I couldn't tell what was going on, and I remember thinking that the reddish
cloud, glistening in the lights, looked beautiful. Eventually I was
engulfed in the smoke and I learned what those men were going through.
At the first full breath of that smoke, my lungs shut down, my throat and
nose burned and I felt as if a hand full of sand had been thrown directly
into my eyes. I couldn't see, I couldn't breathe, and I couldn't
think. I heard someone yell, "stay low!" and I obeyed. I was
relieved to find some fresh air to get into my lungs. And as I retreated,
almost at a crawl, I heard a hatch open and someone said "up here!".

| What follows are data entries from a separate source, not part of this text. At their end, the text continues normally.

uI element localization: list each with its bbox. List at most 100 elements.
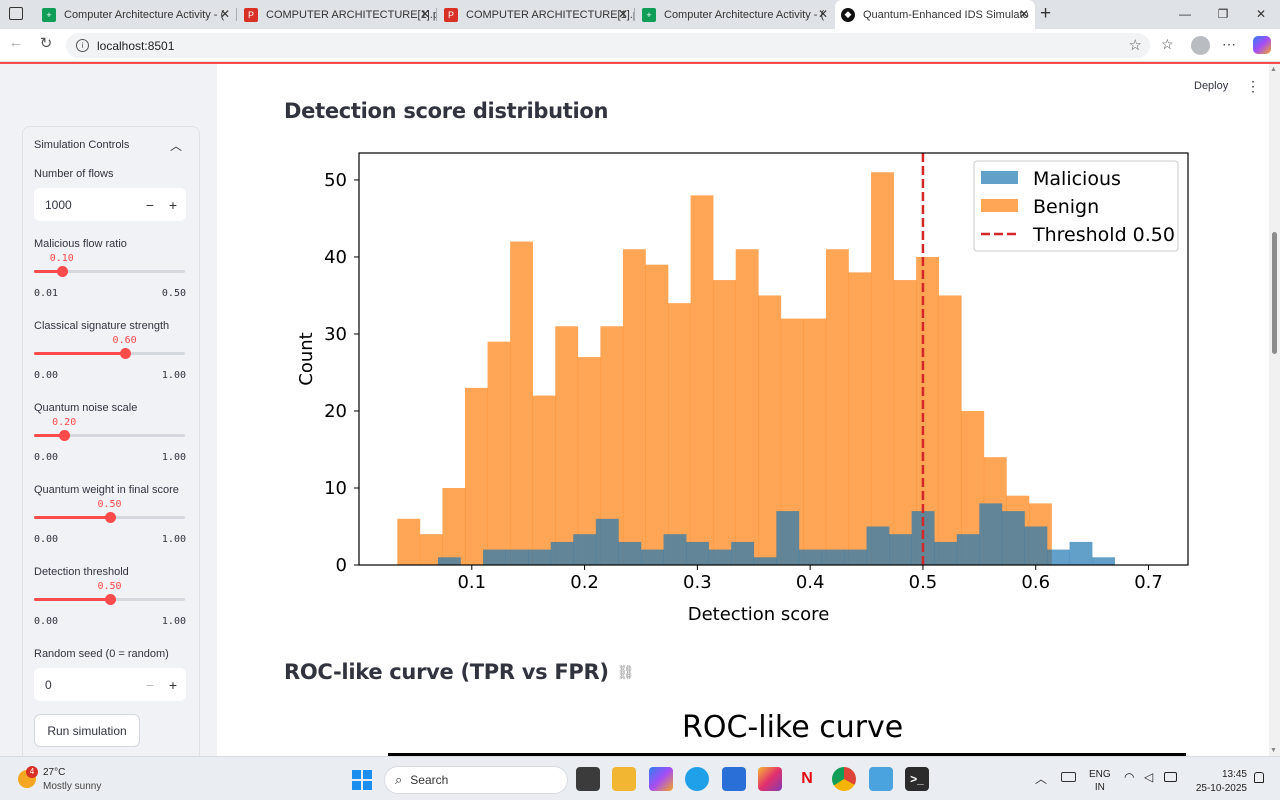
show-hidden-icons[interactable]: ︿ (1035, 772, 1048, 786)
close-window-icon[interactable]: ✕ (1255, 7, 1267, 21)
language-indicator[interactable]: ENG IN (1089, 768, 1111, 794)
tab-sheets-2[interactable]: + Computer Architecture Activity - ( ✕ (636, 0, 834, 29)
benign-bar (871, 172, 894, 566)
browser-tab-bar: + Computer Architecture Activity - ( ✕ P… (0, 0, 1280, 29)
tab-actions-icon[interactable] (9, 7, 23, 20)
favorites-icon[interactable]: ☆ (1161, 36, 1174, 52)
close-tab-icon[interactable]: ✕ (219, 7, 230, 21)
slider-thumb[interactable] (59, 430, 71, 441)
seed-input[interactable]: 0 − + (34, 668, 186, 701)
slider-thumb[interactable] (56, 266, 68, 277)
x-tick-label: 0.4 (796, 572, 825, 593)
run-simulation-button[interactable]: Run simulation (34, 714, 140, 747)
num-flows-input[interactable]: 1000 − + (34, 188, 186, 221)
controls-header-label: Simulation Controls (34, 139, 130, 151)
x-tick-label: 0.5 (909, 572, 938, 593)
page-scrollbar[interactable]: ▲ ▼ (1269, 64, 1280, 756)
y-tick-label: 30 (324, 324, 347, 345)
weather-badge: 4 (26, 766, 38, 778)
taskbar-search[interactable]: ⌕ Search (384, 766, 568, 794)
profile-avatar[interactable] (1191, 36, 1210, 55)
legend-swatch (981, 171, 1018, 184)
tab-pdf-2[interactable]: P COMPUTER ARCHITECTURE[1].pdf ✕ (438, 0, 634, 29)
streamlit-icon: ◆ (841, 7, 855, 22)
task-view-icon[interactable] (576, 767, 600, 791)
clock[interactable]: 13:45 25-10-2025 (1191, 768, 1247, 796)
minimize-icon[interactable]: — (1179, 7, 1191, 21)
tab-streamlit-active[interactable]: ◆ Quantum-Enhanced IDS Simulato ✕ (835, 0, 1035, 29)
keyboard-icon[interactable] (1061, 772, 1076, 782)
plot-frame (358, 152, 1189, 566)
url-field[interactable]: i localhost:8501 ☆ (66, 33, 1150, 58)
slider-thumb[interactable] (104, 594, 116, 605)
signature-strength-slider[interactable]: 0.60 (34, 333, 186, 363)
close-tab-icon[interactable]: ✕ (617, 7, 628, 21)
slider-thumb[interactable] (119, 348, 131, 359)
new-tab-icon[interactable]: + (1040, 3, 1052, 24)
benign-bar (668, 303, 691, 565)
close-tab-icon[interactable]: ✕ (419, 7, 430, 21)
favorite-star-icon[interactable]: ☆ (1128, 37, 1142, 54)
slider-value: 0.50 (97, 499, 122, 510)
chrome-icon[interactable] (832, 767, 856, 791)
decrement-button[interactable]: − (145, 676, 155, 693)
back-icon[interactable]: ← (8, 34, 24, 51)
legend-label: Threshold 0.50 (1032, 224, 1175, 246)
decrement-button[interactable]: − (145, 196, 155, 213)
file-explorer-icon[interactable] (612, 767, 636, 791)
anchor-link-icon[interactable]: ⛓ (616, 663, 635, 680)
netflix-icon[interactable]: N (801, 770, 813, 787)
malicious-ratio-slider[interactable]: 0.10 (34, 251, 186, 281)
slider-track[interactable] (34, 270, 185, 273)
site-info-icon[interactable]: i (76, 39, 89, 52)
slider-value: 0.20 (52, 417, 77, 428)
slider-fill (34, 434, 65, 437)
notification-bell-icon[interactable] (1254, 772, 1264, 783)
increment-button[interactable]: + (168, 196, 178, 213)
legend-swatch (981, 199, 1018, 212)
quantum-noise-slider[interactable]: 0.20 (34, 415, 186, 445)
histogram-section-title: Detection score distribution (284, 99, 609, 123)
region-code: IN (1094, 782, 1105, 793)
slider-thumb[interactable] (104, 512, 116, 523)
close-tab-icon[interactable]: ✕ (1018, 7, 1029, 21)
close-tab-icon[interactable]: ✕ (817, 7, 828, 21)
controls-header[interactable]: Simulation Controls ︿ (34, 139, 186, 153)
malicious-bar (528, 549, 552, 565)
signature-strength-range: 0.00 1.00 (34, 370, 186, 381)
benign-bar (645, 264, 669, 565)
wifi-icon[interactable]: ◠ (1124, 770, 1135, 784)
num-flows-value[interactable]: 1000 (45, 197, 72, 212)
y-tick-label: 50 (324, 170, 347, 191)
copilot-icon[interactable] (1253, 36, 1271, 54)
seed-value[interactable]: 0 (45, 677, 52, 692)
store-icon[interactable] (722, 767, 746, 791)
tab-sheets-1[interactable]: + Computer Architecture Activity - ( ✕ (36, 0, 236, 29)
benign-bar (713, 280, 737, 565)
deploy-button[interactable]: Deploy (1194, 80, 1229, 92)
notepad-icon[interactable] (869, 767, 893, 791)
benign-bar (465, 387, 488, 565)
y-axis-label: Count (296, 332, 317, 385)
sidebar (0, 64, 217, 766)
reload-icon[interactable]: ↻ (39, 35, 53, 52)
chevron-up-icon[interactable]: ︿ (169, 139, 182, 153)
more-menu-icon[interactable]: ⋯ (1222, 36, 1236, 52)
quantum-weight-slider[interactable]: 0.50 (34, 497, 186, 527)
terminal-icon[interactable]: >_ (905, 767, 929, 791)
copilot-taskbar-icon[interactable] (649, 767, 673, 791)
app-menu-icon[interactable]: ⋮ (1246, 78, 1260, 94)
slider-track[interactable] (34, 434, 185, 437)
weather-widget[interactable]: 4 27°C Mostly sunny (16, 766, 126, 794)
edge-icon[interactable] (685, 767, 709, 791)
scrollbar-thumb[interactable] (1272, 232, 1277, 354)
detection-threshold-range: 0.00 1.00 (34, 616, 186, 627)
volume-icon[interactable]: ◁ (1144, 770, 1154, 784)
tab-pdf-1[interactable]: P COMPUTER ARCHITECTURE[1].pdf ✕ (238, 0, 436, 29)
start-button[interactable] (352, 770, 372, 790)
increment-button[interactable]: + (168, 676, 178, 693)
battery-icon[interactable] (1164, 772, 1177, 782)
instagram-icon[interactable] (758, 767, 782, 791)
detection-threshold-slider[interactable]: 0.50 (34, 579, 186, 609)
maximize-icon[interactable]: ❐ (1217, 7, 1229, 21)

From a crouched position, I was able to get some idea of what was going
on around me, and it was then that I heard someone mention that there had
been an explosion somewhere up forward. Some of the smoke rushed
out the hatch and I was able to guide some men up the hatch, but that lasted
for a minute or two before I was overcome by the smoke once again and I
had to go up and out the hatch myself.
What happens next is a graphic description of what I saw and what
I heard and what I felt and what I smelled. It is an experience I will
never forget. It represents the harsh reality of what it means to go to
Topside, I gathered myself together and I learned that an explosion
had happened inside Gun Turret #2. It was obvious that I was not
going to make it to my battle station just below Turret #2. So I
went forward, and I saw men on the catwalks and just outside the gun turret.
The men were forming a work detail headed by a Chief Petty Officer whose
name I don't recall. As I got closer, I saw men with OBAs
(Oxygen Breathing Apparatus) and asbestos gloves. A decision was
made to open the door and go in. Water poured out as the turret's
door was opened. The area was very hot and humid, and a strange odor
as of something burning emanated from witin the gun turret. I had
never in my life smelled that before. The men with the OBAs went
in to assess the damage and after several minutes they emerged and they
let the Chief know that no one was alive inside. A verbal analysis of the
situation inside was given and a plan was made to remove the bodies of
those who died inside Gun Turret #2. I remember someone saying there
We formed a manline, those of us who were there. I didn't hear
anyone complain. In fact, I only heard the Chief and maybe two other
men speak. It was almost surreal, the smoke, the lights, the night,
the time, and the ships that had come to assist, steaming at a distance.
I had seen war movies that resembled this scene. At times I can only
remember that night in black and white, yet other times it seems like an
old monochrome picture. My senses were distorted.
But the time came to bring out the dead. Army blankets were
brought to the front. Some of the men went in and began to carry
the bodies to the door where others outside helped to place them on the
blankets. Each of the bodies was then handed down the line to the
main deck. As one of the men attempted to take hold of a dead sailor's
arm, the skin pealed back. I had lost all emotion at that time, and
as a saw the dead sailor's pinkish, whitish flesh, I also saw his disfigured
face, but I recognized him. He was a black sailor that I had seen
often in the mess hall. And I thought to myself, black and white
men are all the same color under the skin. As another body was being
carried out, one of the carriers
dropped him on one side and a gasp went out from us, and the Chief said,
"don't worry, you can't hurt him anymore". Strange, but that had
a reassuring effect on me, as I had never before had to deal with death
so closely. I suppose that at that time, I could have pulled myself
out of the line and gone to sit somewhere in the fantail where there was
more fresh and clean air to breathe.
One by one, the bodies were taken to a makeshift morgue to be identified
and pronounced dead. I came to realize that what I smelled that night
was burned flesh. The taste stayed in my mouth for many months and
several years after. And even now, in my mind, I can still see and
hear and feel and smell and taste that night, October 1, 1972.